AINA Data Engine Room · Production embeddings · 2026-06-15

Semantic Review Embedding Checkpoint And 5k Rollback

A clean 500-vector advance, a useful 5k failure, and a verified rollback to a promotion-ready local retrieval state.

Ali Mehdi Mukadam · co-authored with Codex · 5 minute read
The Single Idea

The semantic_review family safely advanced by 500 clean Gemini vectors, but the attempted 5,000-vector expansion reduced the known-pair cosine separation below the required 0.15 floor. Scale-up stopped, the failed expansion was backed up, only the failed-gate rows were pruned, and the engine returned to a promotion-ready local retrieval state.

01 · What changed

The family advanced by 500 vectors safely.

Before this slice, the current good vector authority had 151,007 Gemini vectors and 1,000 semantic_review vectors. The repaired-input semantic QA was added first, then the progressive 500 live run passed.

ReceiptResult
production_embedding_semantic_qa_v1__source_family=semantic_review__input=repaired.jsonpass, 50 sampled, 0 failed, 0 raw JD hits, 0 legacy review gate hits
500 live Gemini run500 new vectors, 0 provider failures, total vectors 151,507
AIN-510 after 500promotion_ready, known-pair cosine gap 0.190303
02 · Stop condition

The 5k run was technically clean but semantically too broad.

The 5k dry-run was clean: 5,000 candidates, eligible_only=true, no quality-excluded candidates, and no live API call. The live run completed without provider failures, but retrieval quality dropped below the floor.

MetricValue
New vectors in 5k run5,000
Total vectors before rollback156,507
semantic_review vectors before rollback6,500
Provider failures0
Known-pair cosine gap0.146566
Failed gatesgate_1_known_pairs_separate, gate_5_runtime_retrieval_candidate
03 · Rollback proof

The good vector authority was restored deterministically.

The latest 5,000 rows were separable by embedding_created_at.
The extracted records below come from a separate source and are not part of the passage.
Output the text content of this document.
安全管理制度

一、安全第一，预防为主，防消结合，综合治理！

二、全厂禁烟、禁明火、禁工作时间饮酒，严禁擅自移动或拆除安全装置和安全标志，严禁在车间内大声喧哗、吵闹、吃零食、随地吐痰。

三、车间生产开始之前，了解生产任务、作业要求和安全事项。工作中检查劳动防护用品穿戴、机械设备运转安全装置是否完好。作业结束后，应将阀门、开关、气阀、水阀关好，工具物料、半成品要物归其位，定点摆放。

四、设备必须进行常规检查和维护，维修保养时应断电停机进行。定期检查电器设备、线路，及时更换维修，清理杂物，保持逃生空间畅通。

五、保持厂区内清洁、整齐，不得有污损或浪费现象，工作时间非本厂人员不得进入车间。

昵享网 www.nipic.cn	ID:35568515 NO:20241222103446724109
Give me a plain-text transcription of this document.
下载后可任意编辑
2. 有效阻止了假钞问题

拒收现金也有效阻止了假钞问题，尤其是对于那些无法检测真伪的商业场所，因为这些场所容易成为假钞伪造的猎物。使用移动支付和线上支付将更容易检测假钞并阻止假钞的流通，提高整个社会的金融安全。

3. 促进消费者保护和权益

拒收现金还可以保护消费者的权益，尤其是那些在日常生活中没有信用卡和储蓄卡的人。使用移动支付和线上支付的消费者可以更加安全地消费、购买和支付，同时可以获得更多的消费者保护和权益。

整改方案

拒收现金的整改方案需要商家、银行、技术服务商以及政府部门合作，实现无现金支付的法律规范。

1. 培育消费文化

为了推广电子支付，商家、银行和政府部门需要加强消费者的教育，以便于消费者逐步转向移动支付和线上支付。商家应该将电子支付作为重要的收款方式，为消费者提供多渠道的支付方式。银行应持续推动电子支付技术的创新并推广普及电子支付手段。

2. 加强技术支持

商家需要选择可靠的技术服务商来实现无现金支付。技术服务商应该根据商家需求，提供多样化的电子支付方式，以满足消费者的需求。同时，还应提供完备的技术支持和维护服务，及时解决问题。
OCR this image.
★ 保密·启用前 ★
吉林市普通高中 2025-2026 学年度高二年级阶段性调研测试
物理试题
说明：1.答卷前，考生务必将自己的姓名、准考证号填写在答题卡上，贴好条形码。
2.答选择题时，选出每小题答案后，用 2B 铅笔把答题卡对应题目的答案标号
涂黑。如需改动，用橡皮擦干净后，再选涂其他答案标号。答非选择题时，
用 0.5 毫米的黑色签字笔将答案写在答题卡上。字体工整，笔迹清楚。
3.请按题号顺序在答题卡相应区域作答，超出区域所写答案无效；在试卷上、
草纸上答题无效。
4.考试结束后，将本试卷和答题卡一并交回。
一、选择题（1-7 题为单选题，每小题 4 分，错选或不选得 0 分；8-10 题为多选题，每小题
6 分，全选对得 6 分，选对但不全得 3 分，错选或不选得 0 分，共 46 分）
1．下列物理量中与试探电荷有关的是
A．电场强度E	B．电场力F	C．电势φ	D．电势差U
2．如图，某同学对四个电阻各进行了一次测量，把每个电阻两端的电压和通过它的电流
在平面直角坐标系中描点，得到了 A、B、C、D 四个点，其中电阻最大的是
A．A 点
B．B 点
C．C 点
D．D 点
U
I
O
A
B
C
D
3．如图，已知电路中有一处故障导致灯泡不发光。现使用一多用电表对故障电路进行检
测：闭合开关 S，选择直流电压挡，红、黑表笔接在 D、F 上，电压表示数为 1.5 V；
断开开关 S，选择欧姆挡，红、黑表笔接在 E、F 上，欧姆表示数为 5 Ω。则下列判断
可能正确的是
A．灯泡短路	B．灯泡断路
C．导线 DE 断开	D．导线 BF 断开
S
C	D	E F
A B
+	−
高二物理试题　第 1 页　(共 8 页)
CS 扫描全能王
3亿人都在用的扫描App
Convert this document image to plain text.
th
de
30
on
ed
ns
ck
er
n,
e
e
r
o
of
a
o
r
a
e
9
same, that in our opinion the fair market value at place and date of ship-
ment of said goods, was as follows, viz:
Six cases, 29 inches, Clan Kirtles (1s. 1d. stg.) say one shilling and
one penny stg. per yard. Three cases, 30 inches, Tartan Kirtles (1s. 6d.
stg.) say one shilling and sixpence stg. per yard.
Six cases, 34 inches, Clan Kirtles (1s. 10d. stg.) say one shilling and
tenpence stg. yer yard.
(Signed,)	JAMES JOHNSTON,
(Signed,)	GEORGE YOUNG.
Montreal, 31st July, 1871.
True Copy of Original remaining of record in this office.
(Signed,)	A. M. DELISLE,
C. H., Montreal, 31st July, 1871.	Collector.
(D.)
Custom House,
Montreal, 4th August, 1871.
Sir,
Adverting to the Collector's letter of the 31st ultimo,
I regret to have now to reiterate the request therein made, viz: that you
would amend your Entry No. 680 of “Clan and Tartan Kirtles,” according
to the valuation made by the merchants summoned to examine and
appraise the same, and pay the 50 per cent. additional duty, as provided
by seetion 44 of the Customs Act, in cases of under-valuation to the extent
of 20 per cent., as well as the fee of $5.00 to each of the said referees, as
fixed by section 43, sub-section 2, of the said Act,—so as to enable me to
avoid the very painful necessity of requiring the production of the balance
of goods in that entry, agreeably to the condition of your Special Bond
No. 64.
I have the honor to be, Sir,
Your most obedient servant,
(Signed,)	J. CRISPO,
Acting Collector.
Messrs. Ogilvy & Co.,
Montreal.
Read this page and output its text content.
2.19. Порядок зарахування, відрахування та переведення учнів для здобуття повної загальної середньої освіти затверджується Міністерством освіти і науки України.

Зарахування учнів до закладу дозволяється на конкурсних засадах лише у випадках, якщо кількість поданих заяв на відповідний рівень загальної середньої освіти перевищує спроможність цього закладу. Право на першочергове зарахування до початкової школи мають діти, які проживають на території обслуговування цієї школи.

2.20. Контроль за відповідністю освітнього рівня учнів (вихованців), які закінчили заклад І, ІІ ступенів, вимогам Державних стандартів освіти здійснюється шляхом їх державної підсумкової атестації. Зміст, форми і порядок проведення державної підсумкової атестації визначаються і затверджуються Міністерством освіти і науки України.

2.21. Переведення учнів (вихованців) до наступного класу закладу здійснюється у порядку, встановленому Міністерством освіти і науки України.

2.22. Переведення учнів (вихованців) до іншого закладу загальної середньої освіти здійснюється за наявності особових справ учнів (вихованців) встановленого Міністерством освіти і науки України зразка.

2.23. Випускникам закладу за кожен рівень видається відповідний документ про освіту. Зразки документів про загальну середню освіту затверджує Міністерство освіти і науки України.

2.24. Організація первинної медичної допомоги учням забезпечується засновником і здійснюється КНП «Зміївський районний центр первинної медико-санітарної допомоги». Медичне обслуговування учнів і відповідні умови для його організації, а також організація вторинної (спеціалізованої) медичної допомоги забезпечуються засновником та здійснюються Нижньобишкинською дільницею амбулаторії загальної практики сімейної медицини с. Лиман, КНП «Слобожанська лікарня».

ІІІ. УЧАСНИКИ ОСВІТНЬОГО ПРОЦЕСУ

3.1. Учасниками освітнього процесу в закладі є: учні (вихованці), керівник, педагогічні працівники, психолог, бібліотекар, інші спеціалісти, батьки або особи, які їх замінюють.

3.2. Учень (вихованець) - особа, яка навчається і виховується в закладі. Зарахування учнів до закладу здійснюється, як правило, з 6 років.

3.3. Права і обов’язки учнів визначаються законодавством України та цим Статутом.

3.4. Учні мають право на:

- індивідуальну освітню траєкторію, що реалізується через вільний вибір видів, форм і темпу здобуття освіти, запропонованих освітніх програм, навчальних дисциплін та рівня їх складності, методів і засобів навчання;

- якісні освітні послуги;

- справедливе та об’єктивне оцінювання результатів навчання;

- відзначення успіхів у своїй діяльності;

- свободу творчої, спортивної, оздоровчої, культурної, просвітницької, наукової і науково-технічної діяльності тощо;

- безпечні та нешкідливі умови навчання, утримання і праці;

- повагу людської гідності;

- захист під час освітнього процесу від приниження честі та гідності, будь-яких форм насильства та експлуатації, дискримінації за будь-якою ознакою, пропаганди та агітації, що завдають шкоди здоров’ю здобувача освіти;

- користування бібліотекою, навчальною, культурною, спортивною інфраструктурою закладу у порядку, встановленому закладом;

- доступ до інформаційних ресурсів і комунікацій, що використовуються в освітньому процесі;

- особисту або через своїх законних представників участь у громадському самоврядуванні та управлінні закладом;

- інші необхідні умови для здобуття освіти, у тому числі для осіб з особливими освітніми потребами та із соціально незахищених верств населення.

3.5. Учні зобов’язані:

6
Rows at or after 2026-06-15T11:49:00Z were pruned from the Parquet authority, and the DuckDB cache was rebuilt from that pruned file.

Back upSaved the failed 5k vector Parquet and pre-refresh DuckDB cache.
PruneKept 151,507 rows and dropped exactly 5,000 later rows.
RefreshRebuilt production_gemini_vectors from Parquet.
ProveAIN-510, reconciliation, registry, runtime readiness, and validate pass.
CheckResult
AIN-510promotion_ready
AIN-510 vector rows151,507
AIN-510 semantic_review vectors1,500
AIN-510 cosine gap0.190303
Stale vectors0
DuckDB vector rows151,507
Source authority registrypass, 151,507 vectors
validatepass
04 · Subagent finding

The next-family risk is not schema. It is thin text.

A read-only data-quality reviewer agreed that semantic_review was acceptable for the progressive 500. They also recommended holding jobs_research_role from Gemini spend because its repaired corpus is structurally valid but semantically thin: mostly title-only rows, 50/50 semantic QA failures, and most rows below the token floor.

05 · Mission mapping

This advanced M2 without weakening the runtime boundary.

Mission sliceStatus
M2.S1 source-family eligibilityContinued; repaired-input QA added for semantic_review
M2.S2 progressive Gemini runs500 passed; 5k attempted and rolled back after quality gate failure
AIN-510 retrieval proofRestored to promotion_ready
Runtime boundaryPublic runtime, real-user data, external writes, production telemetry, and runtime embedding authority remain blocked
Clean-before-embed ruleStrengthened by the jobs_research_role hold decision
06 · Next actions

Partition before scaling this family again.

Do not rerun semantic_review at 5k as one mixed family until either the quality-pair suite is expanded or the family is partitioned into cleaner subfamilies. Hold jobs_research_role until richer JD, responsibility, workflow, function, seniority, or source-intelligence context is included in text_for_embedding. For the next embedding family, choose one with passing semantic QA, enough text signal, no label-only rows, and a clean 500-step proof.

07 · Resume commands

Start from the restored authority.

cd /srv/aina/aina-data-engine-room
git status --short --branch
uv run aina-data-engine --root /srv/aina/aina-data-engine-room ain-506-p0-gate
uv run aina-data-engine --root /srv/aina/aina-data-engine-room ain-510-retrieval-promotion-gate
uv run aina-data-engine --root /srv/aina/aina-data-engine-room production-chunk-vector-reconciliation
uv run aina-data-engine --root /srv/aina/aina-data-engine-room source-authority-registry-v2
uv run aina-data-engine --root /srv/aina/aina-data-engine-room validate
Where to start

Start from the 151,507-vector snapshot, treat the failed 5k semantic-review expansion as evidence, and repair or partition before spending again.